Long-duration energy storage (LDES) projects in the US will be able to compete for a share of “nearly US$350 million” of government funding.
The funding, unlocked by the passing of the Bipartisan Infrastructure Law in late 2021, will be administered by the US$20 billion US Department of Energy (DOE) Office of Clean Energy Demonstrations, which was opened as part of the landmark legislation.
The DOE announced yesterday that energy storage technologies offering between 10 and 24-hours storage duration will be eligible for a slice of the US$349 million total. Up to 11 demonstration projects will be selected that have the potential to move the needle towards the Department’s long-term goal of reducing the cost of LDES by 90%.
Up to 50% of the cost of each project will be paid out, with letters of intent due by 15 December and full applications due in by 3 March 2023.
“Advancing energy storage technologies is key to making energy generated from clean renewable resources—like wind and solar—available for 24/7 use, and is critical to achieving a decarbonised power grid and reaching President Biden’s ambitious climate goals,” US Secretary of Energy Jennifer Granholm said.
“DOE is taking huge steps to lower the cost and increase the duration of energy storage technologies so that clean, reliable, affordable electricity is available whenever and wherever to everyone, especially Americans living in remote and underserved communities.”
More information can be found on the Department of Energy’s funding opportunities portal here.
Long-term goals on long-duration energy storage
As the penetration of renewable energy on the US grid grows, so too does the need for energy storage to balance out peaks and troughs in demand and production. The duration requirement of that storage also grows at higher percentages of renewables.

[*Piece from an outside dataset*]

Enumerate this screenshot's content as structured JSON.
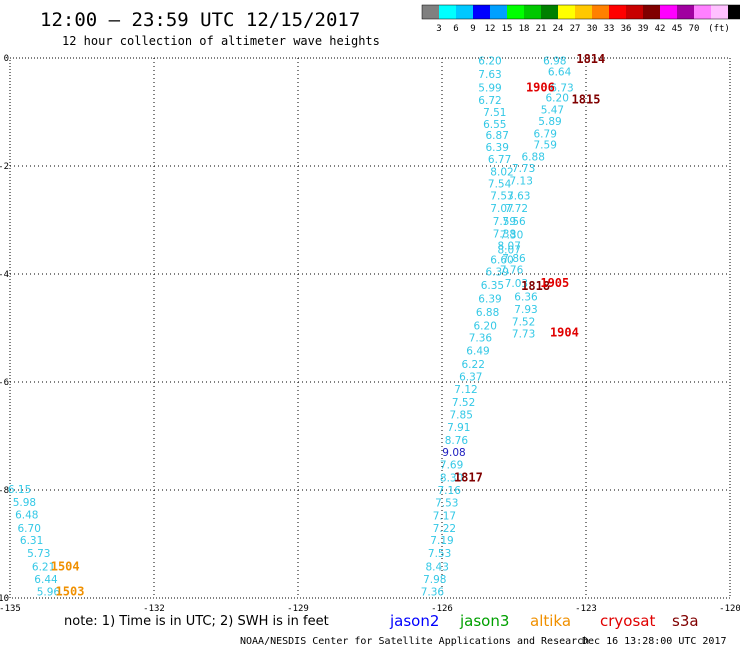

Lithium-ion batteries commonly used for grid storage are typically considered more cost-effective for durations of up to 4 hours. Although some recent projects announced will see 6- and even 8-hour lithium-ion systems deployed, the energy industry seeks viable alternatives for technologies that can offer scalable long-duration storage for several hours, overnight use, or in some cases even longer.
The state of California recently just paid out US$31 million funding for a hybrid microgrid using vanadium redox flow battery and zinc hybrid cathode battery technology, which is the first project to get funded from a US$380 million pot.
It has been a strategic aim of the US government to reduce the cost of long-duration storage even during the term of Donald Trump as president, with the Energy Storage Grand Challenge competitive funding opportunity launched during his tenure.
However, as with other clean energy efforts, long-duration energy storage market seeding activity has stepped up since Joe Biden took office, with the DOE funding a new US$75 million centre for LDES research at Pacific Northwest National Laboratory (PNNL).
The Bipartisan Infrastructure Law, aka the Infrastructure Investment and Jobs Act, was a sort of companion piece to the more recently passed Inflation Reduction Act (IRA).
Biden described the pair as the greatest steps taken to fight climate change in US history, with the IRA offering incentives for downstream deployment of solar PV, wind and batteries, and the Bipartisan Infrastructure Law offering incentives and stimulus to the upstream, supply side of the clean energy sector.
Other Bipartisan Infrastructure Law initiatives underway include a US$335 million programme to support battery recycling and US$675 million funding for critical minerals R&D. A total of about US$7 billion support for domestic electric vehicle (EV) and stationary energy storage battery value chains will be paid out through the law.